The draft policy, which would have input from key stakeholders such as the Energy Commission, and the Public Utilities Regulatory Commission (PURC), amongst others, is expected to offer guidance on a number of areas including impact on the national grid, billing regime, possible government subsidies, provision and standardization of ancillary systems as well as public sensitization.
The move comes off the back of recent developments such as the introduction of EVs like the Hyundai Kona, which was recently presented to the Ministry of Energy, as well as the growing number of persons importing such vehicles.
“As we look towards the mass adoption of electric vehicles, we would have to conduct a study on its impact on the national grid, and not only the load on the national grid but other factors like where the cars would be recharged… we have our agencies looking into the technical regulations before the adoption and I have asked them to let us have a draft policy by the end of the year so that we can re-examine it and present it before cabinet for approval,” the Minister said in an interview with the B&FT.
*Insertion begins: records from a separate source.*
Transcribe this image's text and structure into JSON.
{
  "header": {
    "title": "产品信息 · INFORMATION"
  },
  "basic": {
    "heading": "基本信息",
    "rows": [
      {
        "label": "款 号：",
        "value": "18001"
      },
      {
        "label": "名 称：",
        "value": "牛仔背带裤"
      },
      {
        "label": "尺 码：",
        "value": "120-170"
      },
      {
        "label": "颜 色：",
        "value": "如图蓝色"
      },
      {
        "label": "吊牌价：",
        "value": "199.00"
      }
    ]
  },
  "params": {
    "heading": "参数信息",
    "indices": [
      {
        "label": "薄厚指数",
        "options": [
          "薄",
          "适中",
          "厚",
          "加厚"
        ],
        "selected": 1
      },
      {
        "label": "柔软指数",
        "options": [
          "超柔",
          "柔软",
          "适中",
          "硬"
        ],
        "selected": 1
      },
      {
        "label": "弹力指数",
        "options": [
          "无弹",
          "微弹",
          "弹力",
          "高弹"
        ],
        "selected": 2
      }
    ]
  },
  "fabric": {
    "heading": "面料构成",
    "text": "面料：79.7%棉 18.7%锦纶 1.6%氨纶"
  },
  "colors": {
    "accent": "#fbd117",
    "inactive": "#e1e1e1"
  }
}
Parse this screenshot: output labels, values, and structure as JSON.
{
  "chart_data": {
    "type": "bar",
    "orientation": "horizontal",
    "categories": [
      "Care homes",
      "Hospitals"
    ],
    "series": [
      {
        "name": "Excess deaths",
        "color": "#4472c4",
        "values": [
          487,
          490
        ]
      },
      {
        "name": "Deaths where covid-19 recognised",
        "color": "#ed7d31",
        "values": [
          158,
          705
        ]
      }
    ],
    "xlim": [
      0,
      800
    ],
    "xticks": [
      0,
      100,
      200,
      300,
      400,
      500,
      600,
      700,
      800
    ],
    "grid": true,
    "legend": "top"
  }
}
Despite the urgency with which the Ministry is working on this project, he would not offer a tentative timeline for wide-scale adoption of EVs, saying that it would be premature to do so whilst the draft policy has yet to see the light of day.
The average EV’s base manufacturer’s suggested retail price (MSRP) fell by more than 19 percent from US$42,189 in 2016 to US$33,901, according to a study titled ‘The Electric Vehicle Inflection Tracker: 2020 Edition’.
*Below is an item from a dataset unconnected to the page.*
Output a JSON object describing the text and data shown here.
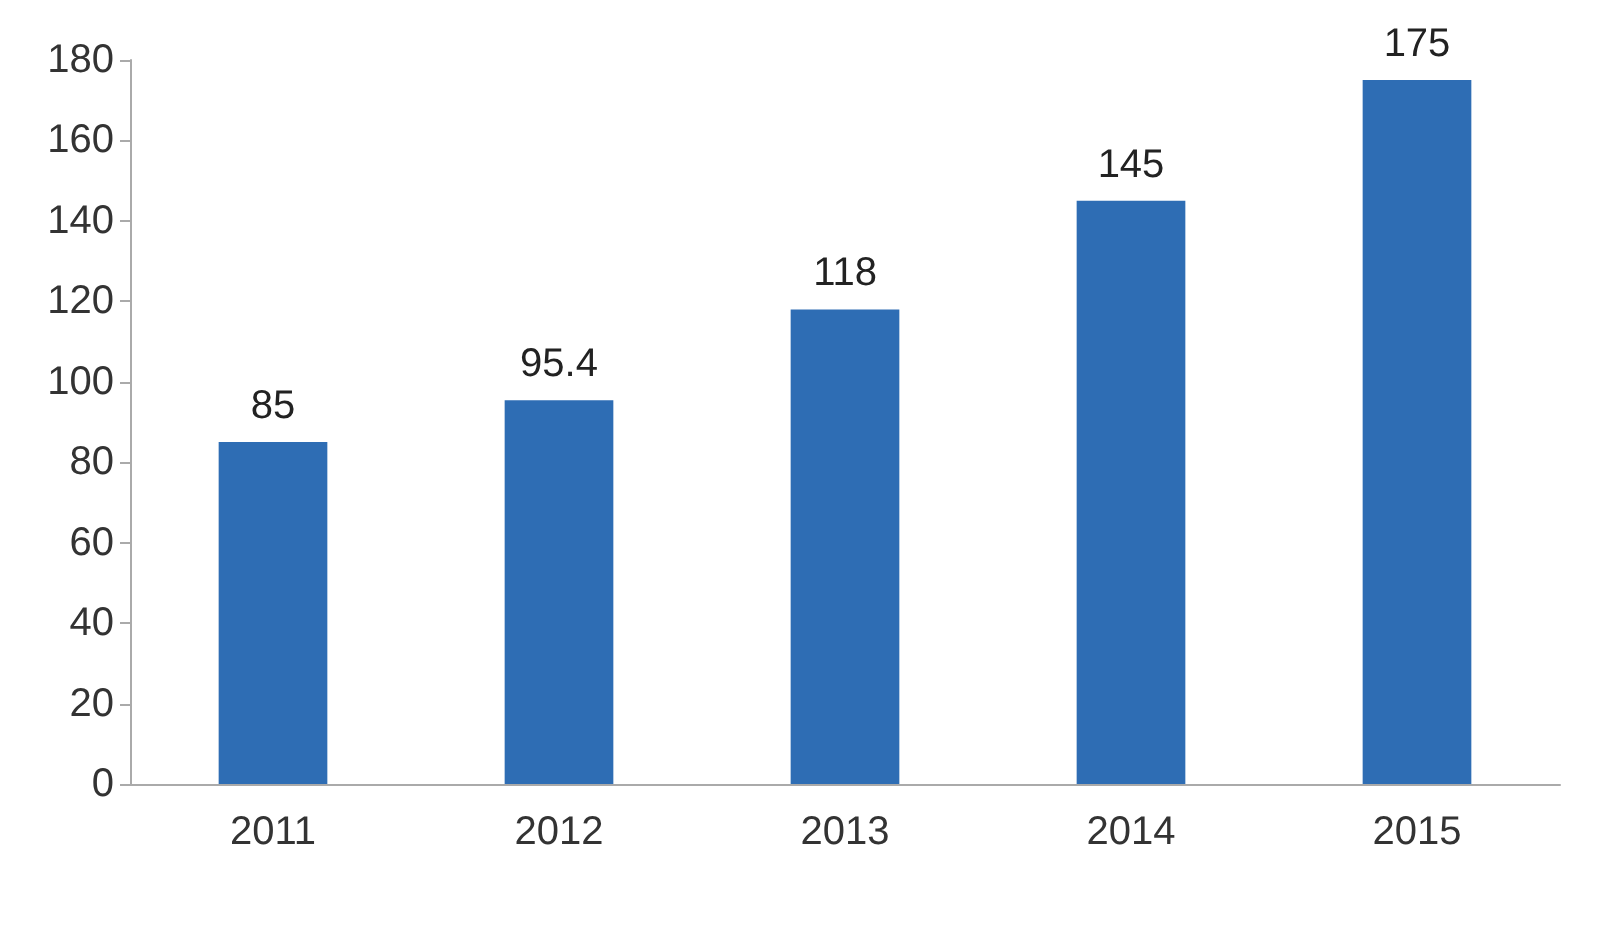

This has been propelled, in no small part, due to the widespread adoption of EVs, particularly in Europe, with a country such as Norway having almost 50% of all cars powered by renewable energy, whilst others like the United Kingdom have set dates as early as 2025 to phase out vehicles utilizing fossil fuels.
Addressing concerns that the global push towards environment-friendly vehicles, especially electric cars would have an adverse effect on the finances of nation’s which are largely dependent on receipts from the export of fossil fuels, Ghana included, Dr. Opoku Prempeh indicated that the state is working to have a balance that takes environmental pollution, economic trade-offs and potential gains from health, into consideration.
“We saw the President reiterate our commitment to having an energy mix with a minimum of 10 percent of renewable energy by 2030, as we are well aware of the benefits of cleaner energy sources… this will be done taking into consideration how it impacts other aspects of our economy and we will plan and act accordingly.”
Calling for circumspection in the speed at which EVs and similar technologies are adopted, Dr. Opoku Prempeh said existing technical and financial constraints must be factored in. He however expressed optimism that international collaborations will accelerate the shift.
“In the spirit of ensuring that the environment becomes a safer place, environmentally, nations with more advanced technology must be willing to share, even as we develop ours locally, so that no one is left behind.”